06 Aug , 2025 By : Debdeep Gupta
Telecom operator Bharti Airtel Ltd shares rose in trade on Wednesday, August 6, after the telecommunications giant reported its earnings show for the three months ended June 30, 2025.
Bharti Airtel reported 43 percent jump in consolidated net profit at Rs 5,948 crore for the quarter ended June 30, 2025, marking its fifth straight quarter of profit growth. Airtel’s revenue from operations rose 28 percent year-on-year to Rs 49,463 crore in the June quarter, up from Rs 38,506 crore a year earlier.
At 9.20 a.m., shares of Airtel were quoting Rs 1,959.1, higher by 1.4 percent on the NSE.

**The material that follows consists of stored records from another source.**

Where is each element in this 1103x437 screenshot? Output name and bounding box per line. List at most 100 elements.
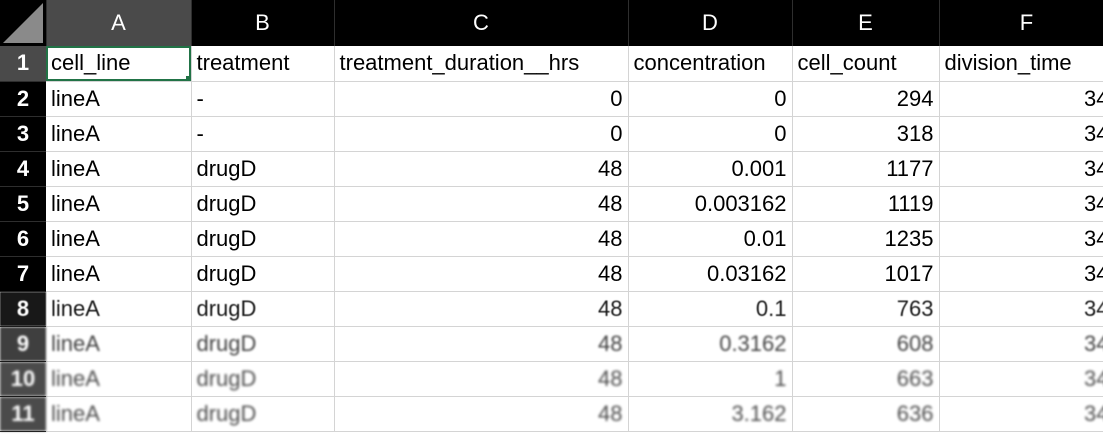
cell-value: 1119 [887,190,934,216]
cell-c11[interactable]: 48 [334,396,629,432]
cell-b10[interactable]: drugD [191,361,335,397]
cell-value: 34 [1084,155,1103,181]
cell-e1[interactable]: cell_count [792,46,940,82]
cell-f3[interactable]: 34 [939,116,1103,152]
cell-f6[interactable]: 34 [939,221,1103,257]
cell-a8[interactable]: lineA [46,291,192,327]
cell-f7[interactable]: 34 [939,256,1103,292]
cell-e8[interactable]: 763 [792,291,940,327]
cell-value: concentration [633,50,766,76]
cell-d6[interactable]: 0.01 [628,221,793,257]
column-header-f[interactable]: F [939,0,1103,46]
column-header-e[interactable]: E [792,0,940,46]
cell-value: lineA [51,225,100,251]
cell-f10[interactable]: 34 [939,361,1103,397]
select-all-corner[interactable] [0,0,47,46]
cell-b11[interactable]: drugD [191,396,335,432]
cell-a2[interactable]: lineA [46,81,192,117]
cell-d2[interactable]: 0 [628,81,793,117]
cell-b2[interactable]: - [191,81,335,117]
cell-c7[interactable]: 48 [334,256,629,292]
cell-d9[interactable]: 0.3162 [628,326,793,362]
cell-a7[interactable]: lineA [46,256,192,292]
row-header[interactable]: 2 [0,81,46,117]
cell-d10[interactable]: 1 [628,361,793,397]
row-header[interactable]: 7 [0,256,46,292]
cell-b9[interactable]: drugD [191,326,335,362]
row-header[interactable]: 6 [0,221,46,257]
cell-value: 34 [1084,330,1103,356]
cell-e9[interactable]: 608 [792,326,940,362]
cell-f2[interactable]: 34 [939,81,1103,117]
cell-value: 48 [598,330,623,356]
cell-c2[interactable]: 0 [334,81,629,117]
cell-d1[interactable]: concentration [628,46,793,82]
cell-value: treatment_duration__hrs [339,50,580,76]
cell-c6[interactable]: 48 [334,221,629,257]
cell-f11[interactable]: 34 [939,396,1103,432]
cell-e10[interactable]: 663 [792,361,940,397]
cell-value: lineA [51,330,100,356]
column-header-b[interactable]: B [191,0,335,46]
cell-c4[interactable]: 48 [334,151,629,187]
column-header-c[interactable]: C [334,0,629,46]
row-header[interactable]: 4 [0,151,46,187]
cell-d5[interactable]: 0.003162 [628,186,793,222]
row-header[interactable]: 9 [0,326,46,362]
cell-d4[interactable]: 0.001 [628,151,793,187]
row-header[interactable]: 3 [0,116,46,152]
cell-f9[interactable]: 34 [939,326,1103,362]
cell-e6[interactable]: 1235 [792,221,940,257]
cell-a4[interactable]: lineA [46,151,192,187]
cell-a1[interactable]: cell_line [46,46,192,82]
cell-c8[interactable]: 48 [334,291,629,327]
cell-f8[interactable]: 34 [939,291,1103,327]
row-header[interactable]: 8 [0,291,46,327]
cell-b8[interactable]: drugD [191,291,335,327]
cell-f4[interactable]: 34 [939,151,1103,187]
cell-a10[interactable]: lineA [46,361,192,397]
cell-value: 318 [896,120,934,146]
cell-c10[interactable]: 48 [334,361,629,397]
cell-a6[interactable]: lineA [46,221,192,257]
cell-d8[interactable]: 0.1 [628,291,793,327]
cell-d7[interactable]: 0.03162 [628,256,793,292]
cell-a3[interactable]: lineA [46,116,192,152]
cell-b7[interactable]: drugD [191,256,335,292]
cell-e5[interactable]: 1119 [792,186,940,222]
cell-value: 294 [896,85,934,111]
cell-a9[interactable]: lineA [46,326,192,362]
cell-e11[interactable]: 636 [792,396,940,432]
cell-a11[interactable]: lineA [46,396,192,432]
cell-c5[interactable]: 48 [334,186,629,222]
fill-handle[interactable] [185,75,190,80]
cell-e2[interactable]: 294 [792,81,940,117]
row-header[interactable]: 10 [0,361,46,397]
cell-c3[interactable]: 0 [334,116,629,152]
cell-b4[interactable]: drugD [191,151,335,187]
row-header[interactable]: 5 [0,186,46,222]
row-header[interactable]: 11 [0,396,46,432]
cell-value: 1235 [884,225,934,251]
cell-value: drugD [196,225,257,251]
cell-e7[interactable]: 1017 [792,256,940,292]
cell-e4[interactable]: 1177 [792,151,940,187]
cell-b6[interactable]: drugD [191,221,335,257]
cell-d11[interactable]: 3.162 [628,396,793,432]
cell-b3[interactable]: - [191,116,335,152]
cell-e3[interactable]: 318 [792,116,940,152]
cell-b5[interactable]: drugD [191,186,335,222]
cell-a5[interactable]: lineA [46,186,192,222]
column-header-d[interactable]: D [628,0,793,46]
cell-d3[interactable]: 0 [628,116,793,152]
column-header-a[interactable]: A [46,0,192,46]
row-header[interactable]: 1 [0,46,46,82]
cell-c9[interactable]: 48 [334,326,629,362]
cell-c1[interactable]: treatment_duration__hrs [334,46,629,82]
cell-f1[interactable]: division_time [939,46,1103,82]
cell-b1[interactable]: treatment [191,46,335,82]
cell-f5[interactable]: 34 [939,186,1103,222]
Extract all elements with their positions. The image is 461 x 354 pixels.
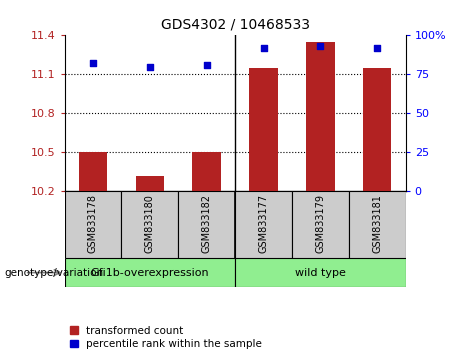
Text: wild type: wild type — [295, 268, 346, 278]
Bar — [178, 191, 235, 258]
Bar — [235, 191, 292, 258]
Bar — [249, 68, 278, 191]
Bar — [65, 258, 235, 287]
Bar — [306, 42, 335, 191]
Text: Gfi1b-overexpression: Gfi1b-overexpression — [90, 268, 209, 278]
Title: GDS4302 / 10468533: GDS4302 / 10468533 — [160, 17, 310, 32]
Point — [317, 44, 324, 49]
Text: GSM833179: GSM833179 — [315, 194, 325, 253]
Bar — [136, 176, 164, 191]
Text: GSM833178: GSM833178 — [88, 194, 98, 253]
Point — [203, 62, 210, 68]
Legend: transformed count, percentile rank within the sample: transformed count, percentile rank withi… — [70, 326, 262, 349]
Text: genotype/variation: genotype/variation — [5, 268, 104, 278]
Point — [89, 61, 97, 66]
Point — [373, 45, 381, 51]
Bar — [193, 152, 221, 191]
Bar — [363, 68, 391, 191]
Bar — [235, 258, 406, 287]
Point — [146, 64, 154, 69]
Text: GSM833182: GSM833182 — [201, 194, 212, 253]
Bar — [79, 152, 107, 191]
Text: GSM833177: GSM833177 — [259, 194, 269, 253]
Bar — [292, 191, 349, 258]
Point — [260, 45, 267, 51]
Bar — [65, 191, 121, 258]
Bar — [349, 191, 406, 258]
Text: GSM833180: GSM833180 — [145, 194, 155, 253]
Text: GSM833181: GSM833181 — [372, 194, 382, 253]
Bar — [121, 191, 178, 258]
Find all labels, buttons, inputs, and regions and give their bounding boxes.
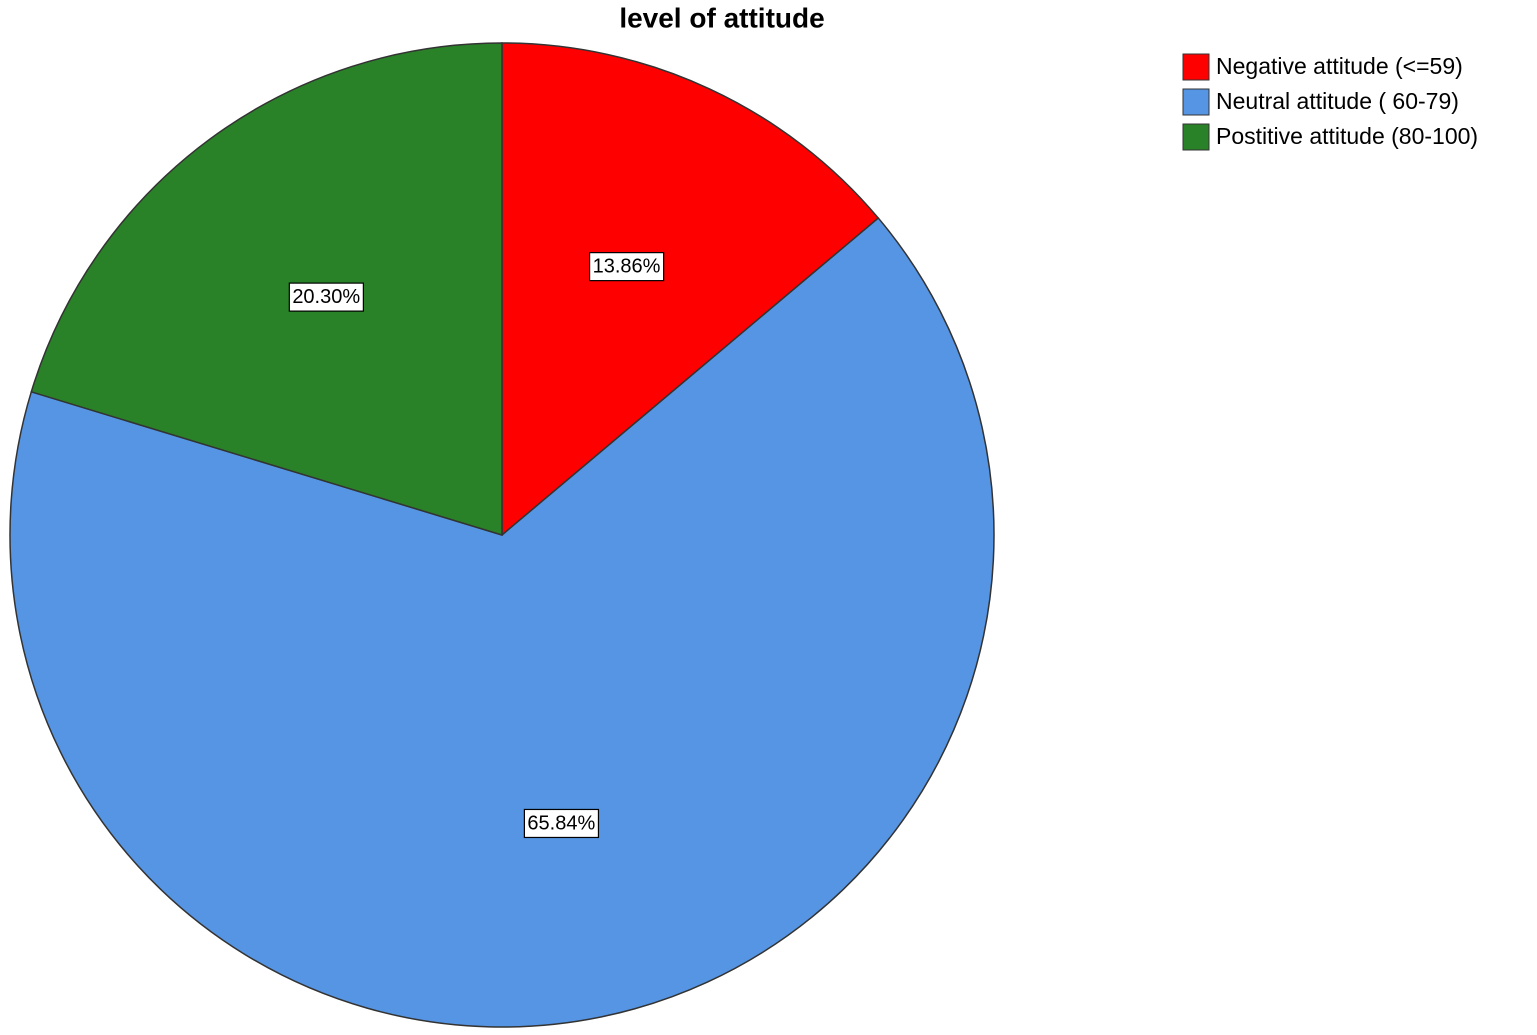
legend-swatch xyxy=(1182,53,1210,81)
data-label-box xyxy=(288,282,364,312)
data-label-text: 20.30% xyxy=(292,286,360,308)
data-label: 65.84% xyxy=(523,808,600,839)
pie-slice xyxy=(30,42,503,537)
data-label-box xyxy=(523,808,600,839)
data-label-box xyxy=(588,252,665,282)
legend-swatch xyxy=(1182,88,1210,116)
legend-swatch xyxy=(1182,123,1210,151)
chart-title: level of attitude xyxy=(619,2,824,33)
legend-label: Neutral attitude ( 60-79) xyxy=(1216,88,1459,114)
pie-slice xyxy=(501,42,880,537)
data-label: 13.86% xyxy=(588,252,665,282)
legend-label: Negative attitude (<=59) xyxy=(1216,53,1463,79)
data-label-text: 13.86% xyxy=(593,256,661,278)
data-label-text: 65.84% xyxy=(527,812,595,834)
pie-slice xyxy=(9,217,995,1028)
legend-label: Postitive attitude (80-100) xyxy=(1216,123,1478,149)
data-label: 20.30% xyxy=(288,282,364,312)
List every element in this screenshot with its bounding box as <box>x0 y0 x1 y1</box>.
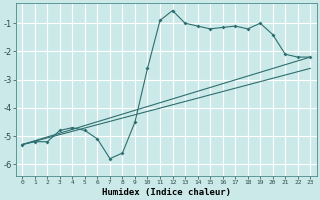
X-axis label: Humidex (Indice chaleur): Humidex (Indice chaleur) <box>102 188 231 197</box>
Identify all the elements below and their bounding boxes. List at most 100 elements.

Airtel’s smartphone user base grew by 21.3 million year-on-year and 3.9 million sequentially, now making up 77 percent of its mobile users. It added 0.7 million postpaid users, taking the total to 26.6 million. Mobile data usage rose 21.6% YoY, with per-user monthly consumption at 26.9 GB.
To boost network performance, Airtel added around 1,800 towers and 7,500 broadband sites this quarter, and installed about 15,400 towers and 43,700 km of fiber over the year.
The Homes business saw a 25.7 percent YoY revenue jump, with a record 939,000 new Wi-Fi users, taking the home broadband base to 11 million. Airtel also added 1.6 million home-pass fiber connections during the quarter.
International brokerage Morgan Stanley maintained its 'equal-weight' call on the telecom player, with a price target of Rs 1,890 per share. The brokerage noted that the India business of the firm delivered a beat on the EBITDA front, while Airtel's India mobile business ARPU (average revenue per user) was trending in the right direction at Rs 250. Further, the capital expenditure of Rs 5,450 crore was lower than estimates, reducing consolidated net debt.
Hong Kong-based CLSA kept its 'outperform' rating intact, issuing a target price of Rs 2,035 per share. CLSA said that Airtel was leading on the ARPU front, while recording strong subscriber gains; the net additions for Homes were at an all-time high.
Macquarie, too, maintained its 'outperform' tag, with a price target of Rs 2,050 per share amid strong ARPU gain, capex control, and record free cash flow. The brokerage noted that Airtel posted a strong print in India mobile with ARPU and FCF tracking above forecasts.
"Record FCF generation in particular will likely drive positive sentiment as the Street was mixed on capex trajectory and FCF delivery," added Macquarie.